Top boffin Leslie Valiant, of Harvard University, has been named the winner of the 2010 Turing Award for his efforts to develop computational learning theory.
Valiant won the “Nobel Prize for computing” and $250,000 for a lifetime of work bringing together machine learning and computational complexity.
His work has lead to breakthroughs in artificial intelligence as well as computing practices such as natural language processing, handwriting recognition, and computer vision.
Valiant’s work created several new subfields of theoretical computer science, and developed models for parallel computing.
More famously he was behind many of the mathematical foundations of computer learning, an area of study that has led to breakthroughs such as IBM Corp.’s Watson, the machine built to play “Jeopardy!”
In 1984 he published a paper called the “Theory of the Learnable,” in Communications of the ACM. It turned out to be a best seller as it put machine learning on a sound mathematical footing.

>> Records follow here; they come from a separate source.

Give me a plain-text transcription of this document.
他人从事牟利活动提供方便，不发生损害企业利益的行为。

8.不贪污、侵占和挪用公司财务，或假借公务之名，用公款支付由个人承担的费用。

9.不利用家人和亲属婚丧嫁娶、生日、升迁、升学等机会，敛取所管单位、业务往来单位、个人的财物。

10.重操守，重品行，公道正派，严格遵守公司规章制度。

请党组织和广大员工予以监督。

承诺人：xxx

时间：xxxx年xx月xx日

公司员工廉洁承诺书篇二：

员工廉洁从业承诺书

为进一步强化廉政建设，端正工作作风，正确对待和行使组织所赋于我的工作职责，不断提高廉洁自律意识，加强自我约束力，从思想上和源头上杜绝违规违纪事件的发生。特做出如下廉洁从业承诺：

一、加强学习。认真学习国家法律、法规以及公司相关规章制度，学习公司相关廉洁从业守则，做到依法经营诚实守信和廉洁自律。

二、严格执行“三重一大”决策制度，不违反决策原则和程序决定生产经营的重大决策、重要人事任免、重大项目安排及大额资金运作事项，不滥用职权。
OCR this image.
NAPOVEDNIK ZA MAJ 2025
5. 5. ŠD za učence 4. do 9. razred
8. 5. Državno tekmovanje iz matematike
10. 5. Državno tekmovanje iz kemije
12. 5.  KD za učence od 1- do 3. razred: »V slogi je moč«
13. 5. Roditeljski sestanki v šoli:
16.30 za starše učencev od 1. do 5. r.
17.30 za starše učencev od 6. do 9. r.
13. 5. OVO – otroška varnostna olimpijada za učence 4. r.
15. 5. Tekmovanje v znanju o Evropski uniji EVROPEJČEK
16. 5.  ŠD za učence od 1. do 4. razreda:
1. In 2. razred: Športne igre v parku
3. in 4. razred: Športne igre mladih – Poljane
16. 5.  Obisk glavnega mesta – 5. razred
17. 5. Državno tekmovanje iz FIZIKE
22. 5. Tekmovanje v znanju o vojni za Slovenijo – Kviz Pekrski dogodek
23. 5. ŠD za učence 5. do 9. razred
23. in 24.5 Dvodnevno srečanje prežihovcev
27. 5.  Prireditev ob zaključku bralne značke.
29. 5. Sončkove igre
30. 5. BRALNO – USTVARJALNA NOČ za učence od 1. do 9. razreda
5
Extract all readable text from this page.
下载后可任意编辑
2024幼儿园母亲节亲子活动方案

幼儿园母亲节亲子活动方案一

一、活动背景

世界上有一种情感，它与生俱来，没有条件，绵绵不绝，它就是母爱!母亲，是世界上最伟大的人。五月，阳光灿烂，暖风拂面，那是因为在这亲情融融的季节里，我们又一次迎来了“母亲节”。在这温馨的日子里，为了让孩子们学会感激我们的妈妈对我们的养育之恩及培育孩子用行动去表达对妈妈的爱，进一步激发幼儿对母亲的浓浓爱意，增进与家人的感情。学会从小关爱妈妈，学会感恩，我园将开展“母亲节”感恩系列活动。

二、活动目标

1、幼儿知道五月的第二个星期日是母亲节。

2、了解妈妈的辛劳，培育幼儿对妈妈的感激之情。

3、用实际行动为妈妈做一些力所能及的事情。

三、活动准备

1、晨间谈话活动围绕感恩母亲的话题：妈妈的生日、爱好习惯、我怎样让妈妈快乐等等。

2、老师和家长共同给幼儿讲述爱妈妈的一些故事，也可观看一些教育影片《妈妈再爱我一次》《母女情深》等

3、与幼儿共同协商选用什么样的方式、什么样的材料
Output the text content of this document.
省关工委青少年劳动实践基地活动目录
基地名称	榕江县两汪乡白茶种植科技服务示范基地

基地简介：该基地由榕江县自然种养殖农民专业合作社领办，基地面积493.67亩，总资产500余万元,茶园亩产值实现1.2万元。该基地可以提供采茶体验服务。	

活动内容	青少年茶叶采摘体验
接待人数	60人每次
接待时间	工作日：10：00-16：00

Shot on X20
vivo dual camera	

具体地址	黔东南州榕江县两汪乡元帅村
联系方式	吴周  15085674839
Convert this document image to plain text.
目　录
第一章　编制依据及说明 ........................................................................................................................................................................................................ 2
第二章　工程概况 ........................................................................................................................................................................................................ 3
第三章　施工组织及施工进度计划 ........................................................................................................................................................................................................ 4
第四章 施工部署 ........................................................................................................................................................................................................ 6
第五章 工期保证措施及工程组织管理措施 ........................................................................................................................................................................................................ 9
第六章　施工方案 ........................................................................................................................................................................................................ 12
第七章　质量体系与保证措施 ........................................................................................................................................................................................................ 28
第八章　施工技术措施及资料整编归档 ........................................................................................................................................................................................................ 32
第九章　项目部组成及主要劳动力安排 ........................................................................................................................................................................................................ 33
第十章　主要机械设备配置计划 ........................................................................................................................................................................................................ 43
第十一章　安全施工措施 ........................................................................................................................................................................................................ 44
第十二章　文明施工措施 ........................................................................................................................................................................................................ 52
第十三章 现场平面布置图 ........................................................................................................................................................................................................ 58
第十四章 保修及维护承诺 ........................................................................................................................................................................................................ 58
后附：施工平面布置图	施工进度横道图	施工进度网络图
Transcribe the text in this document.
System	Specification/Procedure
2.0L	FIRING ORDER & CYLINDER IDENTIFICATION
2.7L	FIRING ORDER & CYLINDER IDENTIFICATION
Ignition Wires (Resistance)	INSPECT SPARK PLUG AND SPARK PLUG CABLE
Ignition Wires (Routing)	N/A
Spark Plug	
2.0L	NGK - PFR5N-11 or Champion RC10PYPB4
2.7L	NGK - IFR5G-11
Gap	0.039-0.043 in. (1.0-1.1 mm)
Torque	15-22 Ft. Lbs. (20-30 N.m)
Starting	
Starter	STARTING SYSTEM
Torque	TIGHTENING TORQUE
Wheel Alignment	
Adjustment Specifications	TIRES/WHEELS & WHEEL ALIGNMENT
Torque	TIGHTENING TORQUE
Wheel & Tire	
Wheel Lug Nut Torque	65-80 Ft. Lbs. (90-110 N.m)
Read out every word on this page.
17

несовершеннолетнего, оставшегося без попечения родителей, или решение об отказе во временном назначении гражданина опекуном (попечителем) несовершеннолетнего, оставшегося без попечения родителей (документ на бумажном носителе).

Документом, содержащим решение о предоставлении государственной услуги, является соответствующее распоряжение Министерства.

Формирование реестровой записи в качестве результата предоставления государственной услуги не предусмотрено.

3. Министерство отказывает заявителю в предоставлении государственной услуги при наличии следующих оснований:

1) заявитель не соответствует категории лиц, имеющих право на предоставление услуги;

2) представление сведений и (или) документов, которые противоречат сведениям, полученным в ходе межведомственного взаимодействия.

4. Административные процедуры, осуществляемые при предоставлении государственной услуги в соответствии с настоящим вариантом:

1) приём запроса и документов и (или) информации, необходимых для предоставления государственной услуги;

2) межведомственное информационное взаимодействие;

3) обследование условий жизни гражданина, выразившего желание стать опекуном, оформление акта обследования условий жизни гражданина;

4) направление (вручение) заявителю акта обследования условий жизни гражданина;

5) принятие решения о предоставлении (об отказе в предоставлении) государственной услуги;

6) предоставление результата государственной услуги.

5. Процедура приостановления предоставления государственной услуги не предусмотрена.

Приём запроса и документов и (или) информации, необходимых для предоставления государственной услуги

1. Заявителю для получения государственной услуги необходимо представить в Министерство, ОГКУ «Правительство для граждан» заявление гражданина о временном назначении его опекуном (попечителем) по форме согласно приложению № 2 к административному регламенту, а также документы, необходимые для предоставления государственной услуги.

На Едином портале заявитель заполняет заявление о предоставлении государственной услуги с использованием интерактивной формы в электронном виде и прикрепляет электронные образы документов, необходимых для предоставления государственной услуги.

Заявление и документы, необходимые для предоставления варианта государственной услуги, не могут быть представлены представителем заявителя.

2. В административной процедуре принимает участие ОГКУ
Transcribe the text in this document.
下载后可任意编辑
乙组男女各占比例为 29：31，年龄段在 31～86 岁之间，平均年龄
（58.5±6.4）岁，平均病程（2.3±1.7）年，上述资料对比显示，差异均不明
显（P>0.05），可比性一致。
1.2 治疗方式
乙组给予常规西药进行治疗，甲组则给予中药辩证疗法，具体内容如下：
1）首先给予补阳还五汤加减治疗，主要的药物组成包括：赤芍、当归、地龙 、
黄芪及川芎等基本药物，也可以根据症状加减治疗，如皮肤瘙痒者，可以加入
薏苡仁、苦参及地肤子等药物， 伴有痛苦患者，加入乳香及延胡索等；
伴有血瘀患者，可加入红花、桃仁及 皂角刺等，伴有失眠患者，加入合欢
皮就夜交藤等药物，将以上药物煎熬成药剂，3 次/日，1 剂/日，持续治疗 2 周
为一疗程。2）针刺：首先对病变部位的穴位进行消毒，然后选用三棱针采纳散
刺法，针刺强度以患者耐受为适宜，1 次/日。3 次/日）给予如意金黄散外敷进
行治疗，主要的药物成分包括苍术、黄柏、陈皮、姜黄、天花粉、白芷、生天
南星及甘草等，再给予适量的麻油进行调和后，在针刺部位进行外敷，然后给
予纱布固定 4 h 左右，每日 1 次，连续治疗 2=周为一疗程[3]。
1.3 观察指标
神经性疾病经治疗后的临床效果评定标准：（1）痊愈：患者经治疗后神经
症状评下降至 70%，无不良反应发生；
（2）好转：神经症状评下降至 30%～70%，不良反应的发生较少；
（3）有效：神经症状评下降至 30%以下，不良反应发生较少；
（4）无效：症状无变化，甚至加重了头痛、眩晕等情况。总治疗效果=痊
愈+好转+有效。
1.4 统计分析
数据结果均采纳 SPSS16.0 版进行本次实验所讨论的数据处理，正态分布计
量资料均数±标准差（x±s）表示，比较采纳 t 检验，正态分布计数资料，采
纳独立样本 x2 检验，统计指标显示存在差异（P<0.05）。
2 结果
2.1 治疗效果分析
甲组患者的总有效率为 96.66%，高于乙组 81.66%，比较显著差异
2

It also created a new area for research area known as Computational Learning Theory. In the article Valiant worked out a general framework and a few concrete computational models.
His method of “Probably Approximately Correct” (PAC) learning has become a standard model for studying the learning process and has been adopted by the sub-editors of TechEye.
Building on Valient’s work, other boffins have developed algorithms that adapt their behaviour in response to feedback from the environment.